Karen Harrington's Sure Signs of Crazy
is one of those books I want everyone to read. Although geared to a
middle grade or young teen audience, there are many levels to the story
of Sarah Nelson, and readers of all ages will find something to relate
to and love.
I didn't know until I finished Sure Signs of Crazy that it is actually a follow-up novel to Harrington's first book, Janeology. Let me assure you that you that Sure Signs of Crazy works brilliantly as a standalone story.
Here are my thoughts in a bullet review.
- The setup. Everything changes for Sarah Nelson the summer she turns 12. Sarah has always divided her life in half: the public part, in which she is a friend, neighbor, and daughter and the private part, in which she is an often lonely girl who hides the truths of her family. Ten years ago, Sarah's mother, now institutionalized, killed Sarah's twin brother and almost killed her too. Sarah's father, a college professor, has since tried to find solace with his friend Jim Beam. Whenever people find out who they are and who Sarah's mother is, father and daughter must move to a new town or neighborhood to escape the stares, gossip, and media.
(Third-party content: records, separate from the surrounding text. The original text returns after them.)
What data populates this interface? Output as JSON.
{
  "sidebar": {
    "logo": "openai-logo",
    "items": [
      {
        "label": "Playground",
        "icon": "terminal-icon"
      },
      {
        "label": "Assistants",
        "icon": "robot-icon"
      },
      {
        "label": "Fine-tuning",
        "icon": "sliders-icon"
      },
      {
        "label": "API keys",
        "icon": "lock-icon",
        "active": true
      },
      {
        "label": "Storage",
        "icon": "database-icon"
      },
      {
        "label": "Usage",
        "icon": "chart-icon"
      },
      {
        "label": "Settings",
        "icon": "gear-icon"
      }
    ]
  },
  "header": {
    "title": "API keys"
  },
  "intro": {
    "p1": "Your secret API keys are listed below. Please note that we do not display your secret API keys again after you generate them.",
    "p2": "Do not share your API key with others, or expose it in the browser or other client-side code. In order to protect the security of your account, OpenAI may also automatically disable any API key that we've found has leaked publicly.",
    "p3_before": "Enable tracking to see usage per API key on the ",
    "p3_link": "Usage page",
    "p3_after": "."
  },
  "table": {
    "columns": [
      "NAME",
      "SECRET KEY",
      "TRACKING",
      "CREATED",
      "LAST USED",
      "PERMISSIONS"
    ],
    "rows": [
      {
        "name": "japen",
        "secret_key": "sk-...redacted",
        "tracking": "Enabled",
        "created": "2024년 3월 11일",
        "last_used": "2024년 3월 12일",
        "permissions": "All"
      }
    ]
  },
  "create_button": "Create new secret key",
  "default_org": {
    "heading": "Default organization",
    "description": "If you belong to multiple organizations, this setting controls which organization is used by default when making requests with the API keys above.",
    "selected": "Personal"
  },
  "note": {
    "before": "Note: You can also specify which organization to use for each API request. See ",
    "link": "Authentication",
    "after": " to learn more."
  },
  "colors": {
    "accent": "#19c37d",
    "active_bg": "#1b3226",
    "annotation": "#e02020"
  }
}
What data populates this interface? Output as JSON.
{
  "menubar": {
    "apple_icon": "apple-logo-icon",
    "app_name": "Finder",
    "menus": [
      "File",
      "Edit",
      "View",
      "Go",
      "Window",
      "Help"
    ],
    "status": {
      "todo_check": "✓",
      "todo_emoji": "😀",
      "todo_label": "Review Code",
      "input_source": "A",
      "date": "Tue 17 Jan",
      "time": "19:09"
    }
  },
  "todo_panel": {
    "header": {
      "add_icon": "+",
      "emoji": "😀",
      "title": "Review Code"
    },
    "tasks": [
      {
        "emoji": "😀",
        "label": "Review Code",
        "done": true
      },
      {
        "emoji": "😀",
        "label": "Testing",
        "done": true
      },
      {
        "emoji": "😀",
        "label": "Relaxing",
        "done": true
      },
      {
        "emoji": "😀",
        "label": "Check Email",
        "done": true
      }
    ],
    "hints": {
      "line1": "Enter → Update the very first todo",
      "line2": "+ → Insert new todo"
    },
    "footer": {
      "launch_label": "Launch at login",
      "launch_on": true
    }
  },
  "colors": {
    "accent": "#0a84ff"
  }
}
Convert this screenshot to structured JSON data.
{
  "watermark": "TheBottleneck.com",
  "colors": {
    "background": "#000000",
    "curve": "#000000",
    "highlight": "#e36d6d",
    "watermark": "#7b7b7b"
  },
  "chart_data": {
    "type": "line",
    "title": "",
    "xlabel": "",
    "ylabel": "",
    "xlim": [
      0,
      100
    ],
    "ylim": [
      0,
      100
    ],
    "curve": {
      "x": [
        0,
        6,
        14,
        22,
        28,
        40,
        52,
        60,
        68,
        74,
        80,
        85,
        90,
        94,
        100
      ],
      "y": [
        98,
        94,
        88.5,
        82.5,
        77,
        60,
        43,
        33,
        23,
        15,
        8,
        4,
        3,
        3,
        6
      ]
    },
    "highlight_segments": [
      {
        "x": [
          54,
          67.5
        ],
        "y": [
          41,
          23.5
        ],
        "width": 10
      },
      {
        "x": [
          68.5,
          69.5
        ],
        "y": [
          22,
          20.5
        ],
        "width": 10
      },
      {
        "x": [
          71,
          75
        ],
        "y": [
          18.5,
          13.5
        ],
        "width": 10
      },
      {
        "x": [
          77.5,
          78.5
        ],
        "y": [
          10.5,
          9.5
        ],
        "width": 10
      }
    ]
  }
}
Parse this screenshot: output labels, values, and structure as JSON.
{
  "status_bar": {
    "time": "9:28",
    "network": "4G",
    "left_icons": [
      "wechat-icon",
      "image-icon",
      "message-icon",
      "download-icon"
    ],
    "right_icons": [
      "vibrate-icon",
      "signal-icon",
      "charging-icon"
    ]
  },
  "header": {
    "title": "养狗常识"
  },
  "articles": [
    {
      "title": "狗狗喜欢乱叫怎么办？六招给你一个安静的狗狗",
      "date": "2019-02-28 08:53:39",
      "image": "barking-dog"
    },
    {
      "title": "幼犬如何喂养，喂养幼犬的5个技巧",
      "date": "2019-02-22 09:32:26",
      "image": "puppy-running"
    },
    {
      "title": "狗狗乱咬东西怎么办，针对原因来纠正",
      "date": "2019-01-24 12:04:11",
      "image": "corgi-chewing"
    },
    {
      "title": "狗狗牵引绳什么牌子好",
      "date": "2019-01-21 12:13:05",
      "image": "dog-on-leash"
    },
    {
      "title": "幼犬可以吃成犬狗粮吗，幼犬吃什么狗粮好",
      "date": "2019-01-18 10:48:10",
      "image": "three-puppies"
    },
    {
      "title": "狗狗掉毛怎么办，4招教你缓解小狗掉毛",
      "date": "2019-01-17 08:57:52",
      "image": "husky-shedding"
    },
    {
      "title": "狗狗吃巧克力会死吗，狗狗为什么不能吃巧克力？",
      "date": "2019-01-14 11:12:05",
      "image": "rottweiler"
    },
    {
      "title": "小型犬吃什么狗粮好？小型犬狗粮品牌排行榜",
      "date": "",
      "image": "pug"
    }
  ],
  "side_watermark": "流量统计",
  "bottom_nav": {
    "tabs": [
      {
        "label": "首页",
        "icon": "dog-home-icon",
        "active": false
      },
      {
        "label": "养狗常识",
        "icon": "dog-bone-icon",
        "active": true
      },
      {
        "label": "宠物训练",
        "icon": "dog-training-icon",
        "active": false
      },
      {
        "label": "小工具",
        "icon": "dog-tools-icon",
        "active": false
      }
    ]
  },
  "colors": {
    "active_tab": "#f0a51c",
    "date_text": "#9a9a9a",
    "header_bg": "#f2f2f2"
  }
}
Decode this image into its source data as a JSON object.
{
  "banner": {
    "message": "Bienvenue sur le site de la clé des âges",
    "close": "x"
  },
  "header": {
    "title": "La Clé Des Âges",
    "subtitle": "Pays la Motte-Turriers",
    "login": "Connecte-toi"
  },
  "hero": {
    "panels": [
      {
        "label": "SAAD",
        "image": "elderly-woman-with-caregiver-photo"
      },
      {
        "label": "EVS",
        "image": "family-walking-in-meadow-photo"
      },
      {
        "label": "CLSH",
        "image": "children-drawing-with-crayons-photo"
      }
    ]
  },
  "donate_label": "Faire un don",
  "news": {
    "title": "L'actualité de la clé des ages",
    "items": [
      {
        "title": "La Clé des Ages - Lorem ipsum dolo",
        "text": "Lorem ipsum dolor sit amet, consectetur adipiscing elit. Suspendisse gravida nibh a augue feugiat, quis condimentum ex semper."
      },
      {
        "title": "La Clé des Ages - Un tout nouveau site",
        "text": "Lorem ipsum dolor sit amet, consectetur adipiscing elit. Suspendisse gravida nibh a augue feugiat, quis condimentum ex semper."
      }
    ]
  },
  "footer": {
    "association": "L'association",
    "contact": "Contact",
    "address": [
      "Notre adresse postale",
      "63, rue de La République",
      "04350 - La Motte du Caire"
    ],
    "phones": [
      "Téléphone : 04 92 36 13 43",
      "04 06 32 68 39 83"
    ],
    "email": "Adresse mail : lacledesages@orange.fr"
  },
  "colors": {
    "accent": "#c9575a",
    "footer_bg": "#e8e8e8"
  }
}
- What happens. This is the first summer that Sarah has been allowed to stay at home instead of being sent to her grandparents. Under the watchful eye of her neighbors, Sarah experiences a number of other firsts, including her first real crush, her first period, and her first funeral. On the tenth anniversary of the day she almost died, Sarah is horrified to see that her mother's case is once again in the news. Will Sarah and her father start over in another town or will they find the strength to merge their public and private selves and face the future together?
- Thoughts, themes, genre. Sure Signs of Crazy is a multilayered coming-of-age story with vivid, well-developed characters. The narrative is told from Sarah's point of view, and her thoughts and actions seem believable for a 12-year-old who has had to shoulder adult burdens. The major themes are mental illness, alcoholism, families, young love, old love, privacy, individuality, and public versus private selves. This would be a good book club choice for readers of all ages but would especially be great for a mother/daughter (or similar combo) readalong.
- Extras. Sarah loves words and writes down her favorites in her secret diary. It was fun to see which words she looked up and incorporated into her vocabulary. I loved that she listened to her teacher and took his summer writing assignment to heart. He told his students to write letters to a fictional character, and Sarah picked Atticus Finch. Her letters are so true and revealing.
- The audiobook. The unabridged audiobook (Hachette Audio; 6 hr, 37 min) was read by Cassandra Morris, who was absolutely wonderful as 12-year-old Sarah. Morris's voice sounds young and she managed to infuse her narration with the perfect hint of adolescent drama. Although I'm confident I would have liked Sure Signs of Crazy in print, Morris brought the character of Sarah alive and kept my attention throughout the novel.